NBC has faced heavy criticism from the right for cutting a deal to add former Republican National Committee chair Rona McDaniel as a contributor.
McDaniel’s sudden departure followed vocal protests by some of the network’s most prominent on-air hosts who opposed her previous rhetoric regarding the 2020 election and the January 6, 2021 attack on the US Capitol.
Former President Trump, who has had his own bad relationship with McDaniel, was among the Republicans criticizing NBC.
“Wow! Rona McDaniel was fired from Fake News NBC. She only lasted two days and that’s after McDaniel did her best to say what they wanted to hear,” Trump wrote Tuesday on his Truth Social website.
“The sick degenerates at MSDNC really run NBC and Chairman Brian Roberts can’t seem to do anything about it,” the former president wrote in another post attacking Comcast, the network’s parent company.
Conservative pundit Hugh Hewitt, who moderated a Republican primary debate hosted by NBC News last fall, said he had “never seen anything this brutal since I started in the media in 1990.”
“I think they made a terrible decision and let MSNBC take over their network,” he said, referring to the left-leaning NBC cable channel.
“It’s going to hurt. The 74 million people who voted for Donald Trump are not going to watch NBC News,” he said.
Kaylee McEnany, a Fox anchor who worked for McDaniel for two years before serving as Trump’s White House press secretary, criticized the MSNBC hosts for “taking a victory lap to silence a conservative.”
“They do have some Republicans at NBC,” McEnany noted, referring to experts such as former RNC Chairman Michael Steele and Mark Short, former chief of staff to Vice President Mike Pence. “But Rona got as close as she could to every voice on the network who supported the current candidate of the party that represents half the country.”
In a memo to employees announcing the decision to terminate McDaniel’s agreement, NBCUniversal News Group chairman Cesar Conde wrote that her hiring was initially “made because of our deep commitment to bringing to our audiences a widely diverse set of perspectives and experiences, particularly during these successive times.”
Conservative critics see NBC’s reversal as a direct contradiction of that promise and a stifling of viewpoints sympathetic to Trump and those of his supporters in general.
“No one is allowed to represent the voice [of Trump] on NBC,” popular Fox News host Jesse Waters exclaimed hours after news of McDaniel’s possible removal first broke. “And now we hear that the inmates are running the asylum.
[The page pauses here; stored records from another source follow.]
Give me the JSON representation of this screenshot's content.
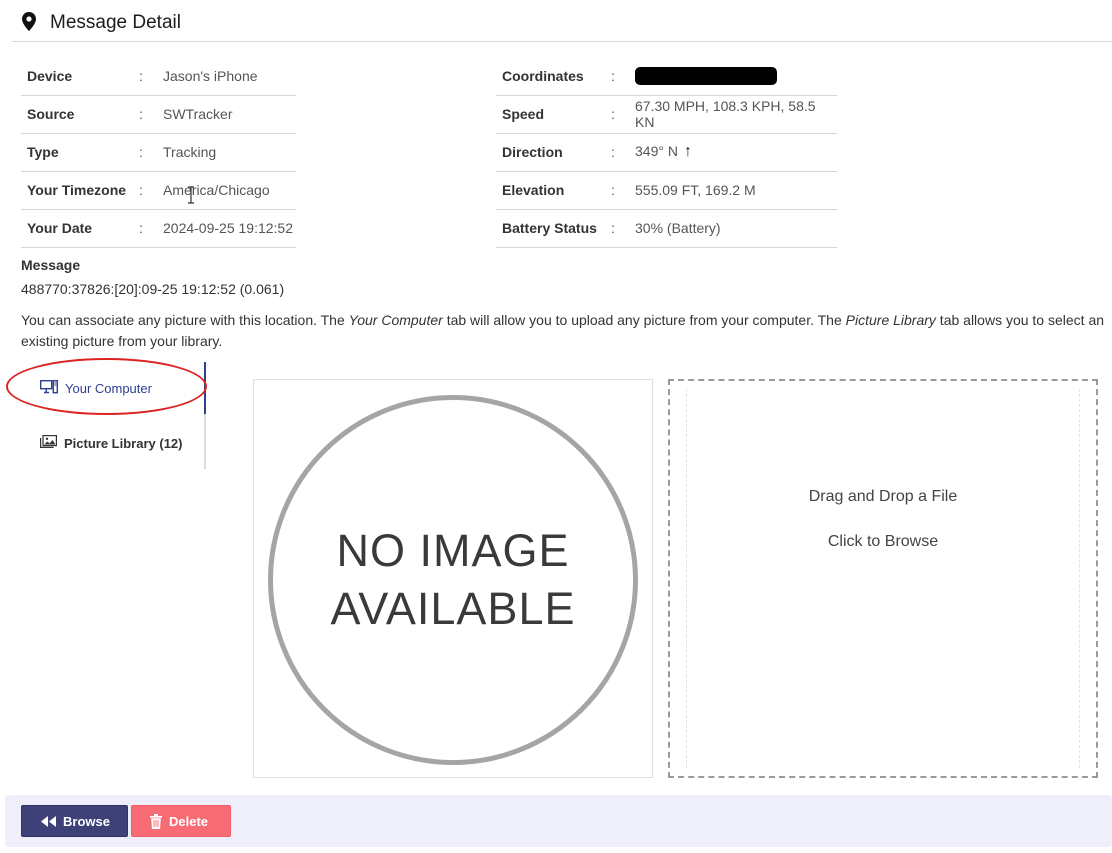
{
  "header": {
    "title": "Message Detail",
    "icon": "map-pin-icon"
  },
  "details_left": [
    {
      "key": "Device",
      "sep": ":",
      "value": "Jason's iPhone"
    },
    {
      "key": "Source",
      "sep": ":",
      "value": "SWTracker"
    },
    {
      "key": "Type",
      "sep": ":",
      "value": "Tracking"
    },
    {
      "key": "Your Timezone",
      "sep": ":",
      "value": "America/Chicago"
    },
    {
      "key": "Your Date",
      "sep": ":",
      "value": "2024-09-25 19:12:52"
    }
  ],
  "details_right": [
    {
      "key": "Coordinates",
      "sep": ":",
      "value": ""
    },
    {
      "key": "Speed",
      "sep": ":",
      "value": "67.30 MPH, 108.3 KPH, 58.5 KN"
    },
    {
      "key": "Direction",
      "sep": ":",
      "value": "349° N",
      "arrow": "↑"
    },
    {
      "key": "Elevation",
      "sep": ":",
      "value": "555.09 FT, 169.2 M"
    },
    {
      "key": "Battery Status",
      "sep": ":",
      "value": "30% (Battery)"
    }
  ],
  "message": {
    "label": "Message",
    "value": "488770:37826:[20]:09-25 19:12:52 (0.061)"
  },
  "description": {
    "part1": "You can associate any picture with this location. The ",
    "em1": "Your Computer",
    "part2": " tab will allow you to upload any picture from your computer. The ",
    "em2": "Picture Library",
    "part3": " tab allows you to select an existing picture from your library."
  },
  "tabs": [
    {
      "label": "Your Computer",
      "icon": "computer-icon",
      "active": true
    },
    {
      "label": "Picture Library (12)",
      "icon": "image-icon",
      "active": false
    }
  ],
  "preview": {
    "line1": "NO IMAGE",
    "line2": "AVAILABLE"
  },
  "dropzone": {
    "line1": "Drag and Drop a File",
    "line2": "Click to Browse"
  },
  "footer": {
    "browse_label": "Browse",
    "browse_icon": "backward-icon",
    "browse_color": "#3d4178",
    "delete_label": "Delete",
    "delete_icon": "trash-icon",
    "delete_color": "#f76b75"
  },
  "colors": {
    "accent": "#2d3f91",
    "annotation": "#dd2222",
    "footer_bg": "#eeeffa"
  }
}
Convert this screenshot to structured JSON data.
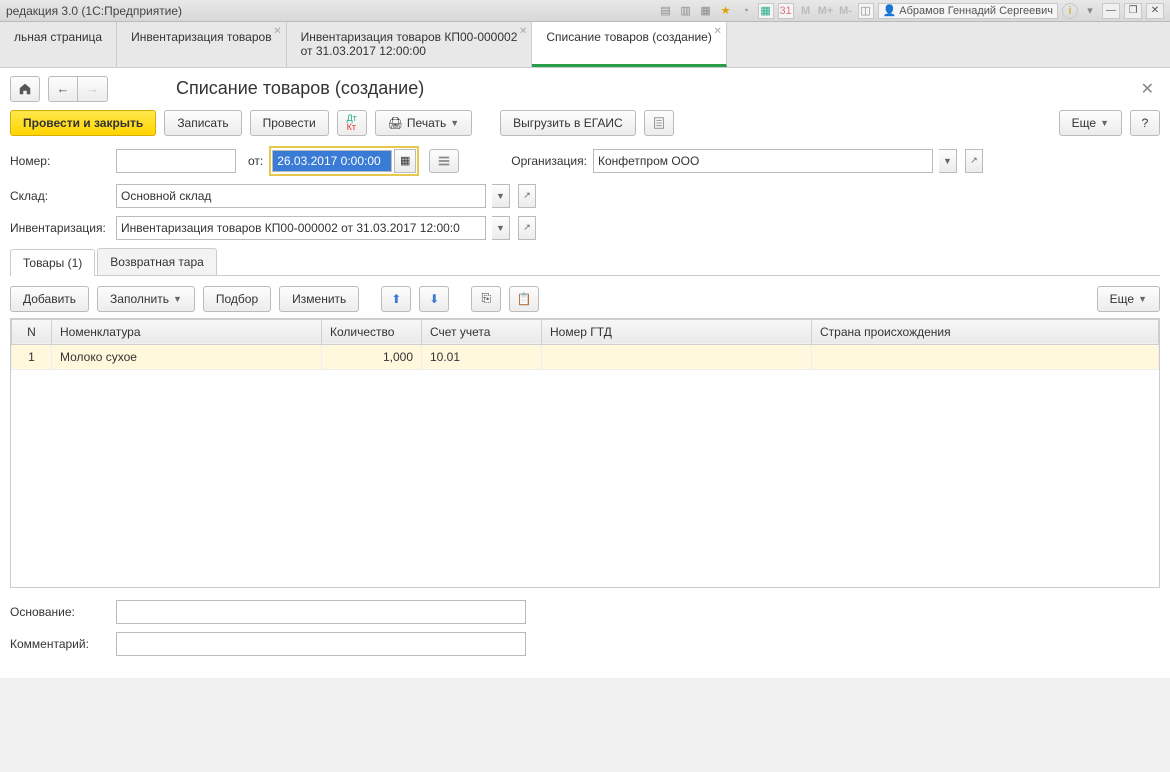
{
  "titlebar": {
    "title": "редакция 3.0  (1С:Предприятие)",
    "user": "Абрамов Геннадий Сергеевич",
    "m_labels": [
      "M",
      "M+",
      "M-"
    ]
  },
  "tabs": [
    {
      "label": "льная страница"
    },
    {
      "label": "Инвентаризация товаров"
    },
    {
      "label_line1": "Инвентаризация товаров КП00-000002",
      "label_line2": "от 31.03.2017 12:00:00"
    },
    {
      "label": "Списание товаров (создание)"
    }
  ],
  "page": {
    "title": "Списание товаров (создание)"
  },
  "toolbar": {
    "post_close": "Провести и закрыть",
    "record": "Записать",
    "post": "Провести",
    "print": "Печать",
    "egais": "Выгрузить в ЕГАИС",
    "more": "Еще",
    "help": "?"
  },
  "form": {
    "number_label": "Номер:",
    "number_value": "",
    "from_label": "от:",
    "date_value": "26.03.2017  0:00:00",
    "org_label": "Организация:",
    "org_value": "Конфетпром ООО",
    "warehouse_label": "Склад:",
    "warehouse_value": "Основной склад",
    "inventory_label": "Инвентаризация:",
    "inventory_value": "Инвентаризация товаров КП00-000002 от 31.03.2017 12:00:0",
    "basis_label": "Основание:",
    "basis_value": "",
    "comment_label": "Комментарий:",
    "comment_value": ""
  },
  "subtabs": {
    "goods": "Товары (1)",
    "tare": "Возвратная тара"
  },
  "gridtoolbar": {
    "add": "Добавить",
    "fill": "Заполнить",
    "select": "Подбор",
    "change": "Изменить",
    "more": "Еще"
  },
  "grid": {
    "col_n": "N",
    "col_nom": "Номенклатура",
    "col_qty": "Количество",
    "col_acc": "Счет учета",
    "col_gtd": "Номер ГТД",
    "col_country": "Страна происхождения",
    "rows": [
      {
        "n": "1",
        "nom": "Молоко сухое",
        "qty": "1,000",
        "acc": "10.01",
        "gtd": "",
        "country": ""
      }
    ]
  }
}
This just tells me that NBC is not a business but a political operation.
On cable news channel NewsNation, pundit Geraldo Rivera called the outrage over MSNBC’s talent that ultimately led to McDaniel’s ouster a “tsunami of pretentious nonsense.”
Rachel Maddow, one of MSNBC’s longest-serving and best-known hosts, who earlier in the evening called for the former RNC chief to be fired, said her opposition to McDaniel joining the Peacock family was not about politics.
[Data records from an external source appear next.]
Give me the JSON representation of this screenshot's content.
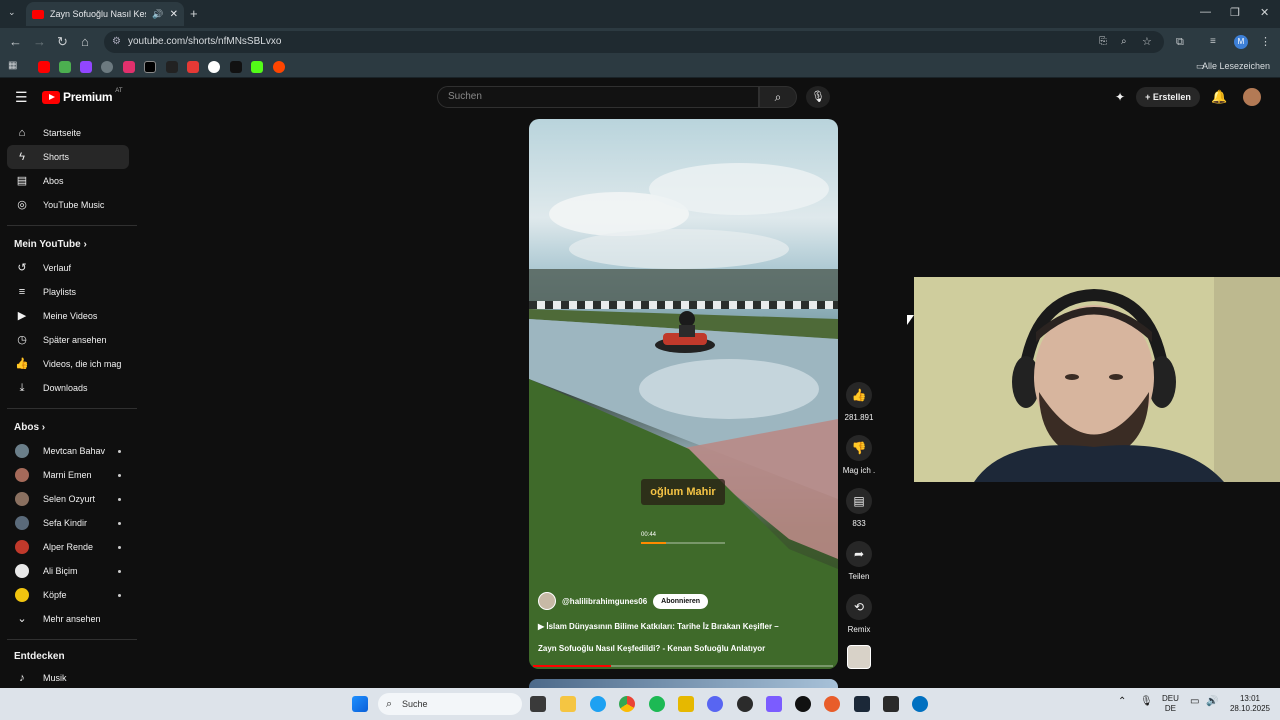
{
  "browser": {
    "tab_title": "Zayn Sofuoğlu Nasıl Keşfedi",
    "url": "youtube.com/shorts/nfMNsSBLvxo",
    "bookmarks_all": "Alle Lesezeichen",
    "profile_initial": "M"
  },
  "header": {
    "logo_text": "Premium",
    "logo_region": "AT",
    "search_placeholder": "Suchen",
    "create_label": "Erstellen"
  },
  "sidebar": {
    "main": [
      {
        "label": "Startseite",
        "icon": "home-icon"
      },
      {
        "label": "Shorts",
        "icon": "shorts-icon"
      },
      {
        "label": "Abos",
        "icon": "subscriptions-icon"
      },
      {
        "label": "YouTube Music",
        "icon": "music-icon"
      }
    ],
    "you_title": "Mein YouTube",
    "you": [
      {
        "label": "Verlauf",
        "icon": "history-icon"
      },
      {
        "label": "Playlists",
        "icon": "playlists-icon"
      },
      {
        "label": "Meine Videos",
        "icon": "my-videos-icon"
      },
      {
        "label": "Später ansehen",
        "icon": "watch-later-icon"
      },
      {
        "label": "Videos, die ich mag",
        "icon": "liked-icon"
      },
      {
        "label": "Downloads",
        "icon": "download-icon"
      }
    ],
    "subs_title": "Abos",
    "subs": [
      {
        "label": "Mevtcan Bahav",
        "color": "#6b7f8a"
      },
      {
        "label": "Marni Emen",
        "color": "#a56a5a"
      },
      {
        "label": "Selen Ozyurt",
        "color": "#8a7060"
      },
      {
        "label": "Sefa Kindir",
        "color": "#5a6a7a"
      },
      {
        "label": "Alper Rende",
        "color": "#c0392b"
      },
      {
        "label": "Ali Biçim",
        "color": "#e8e8e8"
      },
      {
        "label": "Köpfe",
        "color": "#f1c40f"
      }
    ],
    "more_label": "Mehr ansehen",
    "explore_title": "Entdecken",
    "explore": [
      {
        "label": "Musik",
        "icon": "music-note-icon"
      }
    ]
  },
  "short": {
    "caption": "oğlum Mahir",
    "timestamp": "00:44",
    "channel": "@halilibrahimgunes06",
    "subscribe_label": "Abonnieren",
    "title_line1": "İslam Dünyasının Bilime Katkıları: Tarihe İz Bırakan Keşifler –",
    "title_line2": "Zayn Sofuoğlu Nasıl Keşfedildi? - Kenan Sofuoğlu Anlatıyor",
    "progress": 0.26
  },
  "actions": {
    "likes": "281.891",
    "dislike_label": "Mag ich .",
    "comments": "833",
    "share_label": "Teilen",
    "remix_label": "Remix"
  },
  "taskbar": {
    "search_label": "Suche",
    "lang_top": "DEU",
    "lang_bottom": "DE",
    "time": "13:01",
    "date": "28.10.2025"
  }
}
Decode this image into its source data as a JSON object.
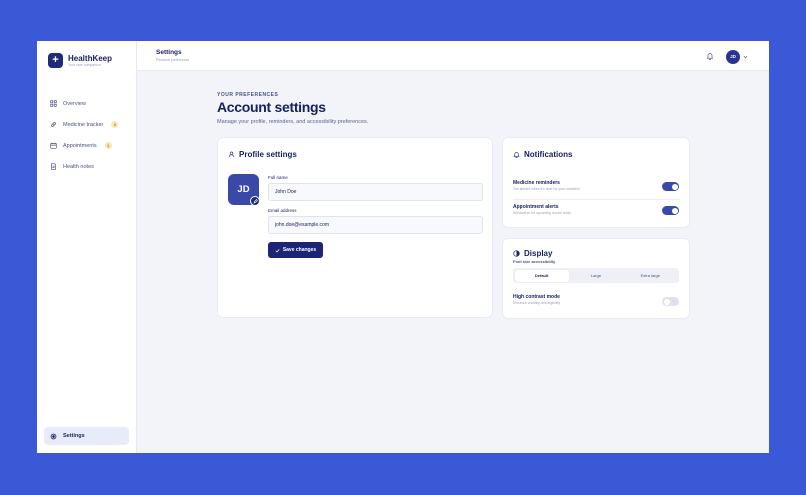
{
  "brand": {
    "name": "HealthKeep",
    "tagline": "Your care companion",
    "mark": "+"
  },
  "sidebar": {
    "items": [
      {
        "label": "Overview",
        "icon": "grid-icon"
      },
      {
        "label": "Medicine tracker",
        "icon": "pill-icon",
        "badge": "3"
      },
      {
        "label": "Appointments",
        "icon": "calendar-icon",
        "badge": "1"
      },
      {
        "label": "Health notes",
        "icon": "note-icon"
      }
    ],
    "settings": {
      "label": "Settings",
      "icon": "settings-icon"
    }
  },
  "topbar": {
    "title": "Settings",
    "subtitle": "Personal preferences",
    "avatar_initials": "JD"
  },
  "header": {
    "eyebrow": "YOUR PREFERENCES",
    "title": "Account settings",
    "subtitle": "Manage your profile, reminders, and accessibility preferences."
  },
  "profile": {
    "title": "Profile settings",
    "avatar_initials": "JD",
    "full_name_label": "Full name",
    "full_name_value": "John Doe",
    "email_label": "Email address",
    "email_value": "john.doe@example.com",
    "save_label": "Save changes"
  },
  "notifications": {
    "title": "Notifications",
    "items": [
      {
        "title": "Medicine reminders",
        "desc": "Get alerted when it's time for your medicine",
        "enabled": true
      },
      {
        "title": "Appointment alerts",
        "desc": "Reminders for upcoming doctor visits",
        "enabled": true
      }
    ]
  },
  "display": {
    "title": "Display",
    "font_size_label": "Font size accessibility",
    "font_sizes": [
      "Default",
      "Large",
      "Extra large"
    ],
    "selected_font_size": "Default",
    "contrast_title": "High contrast mode",
    "contrast_desc": "Enhance visibility and legibility",
    "contrast_enabled": false
  },
  "colors": {
    "background": "#3b59d6",
    "primary": "#1c2575",
    "accent": "#3a49a8",
    "badge": "#fce5b2"
  }
}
“It’s not even about hiring someone who has ties to Trump. This was a very specific case because of Ms. McDaniel’s involvement in election interference,” Maddow said late Tuesday after McDaniel was removed. “And I’m grateful that our leadership was able to do the brave, strong and enduring thing.”
While much of the criticism of McDaniel’s hiring came from progressive pundits at MSNBC, the decision to remove her could have negative consequences for journalists working behind the scenes at NBC.
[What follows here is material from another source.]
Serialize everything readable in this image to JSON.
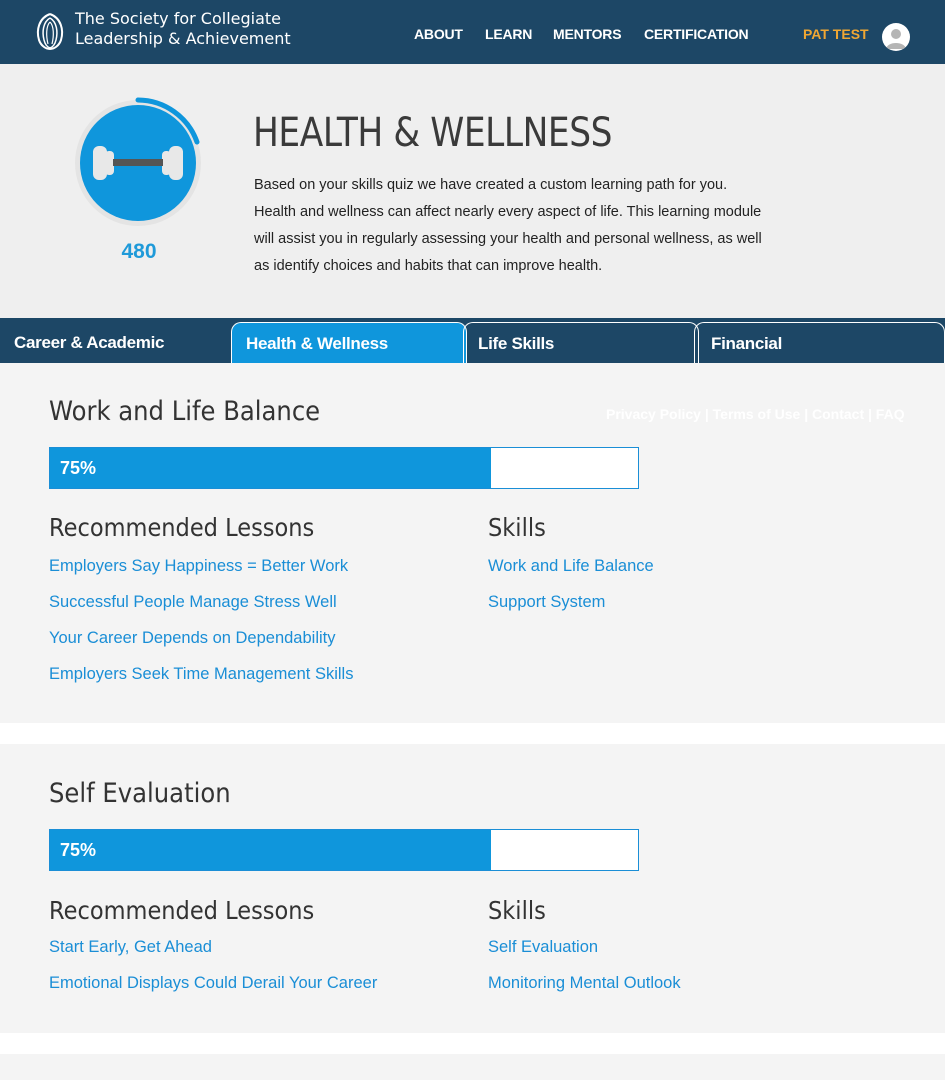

Online media outlet Semafor reported late Tuesday that several NBC reporters had been forwarded complaints about the McDaniel saga by Republican sources, with some saying the decision confirms what they say is the network’s bias against conservatives.
“Those are the ones I feel the worst about because they’re getting screwed over by their left-wing activist bosses,” one national Republican strategist told The Hill on Wednesday. “They know as much as anyone, it makes the whole company look in the tank for Democrats.”
NBC did not respond to a request for comment, but Conde reiterated in his memo to employees that the company will continue to work to expand the range of viewpoints it airs.
“We remain committed to the principle that we should have diverse perspectives on our agendas, and to that end we will redouble our efforts to seek out voices that represent different parts of the political spectrum,” he said.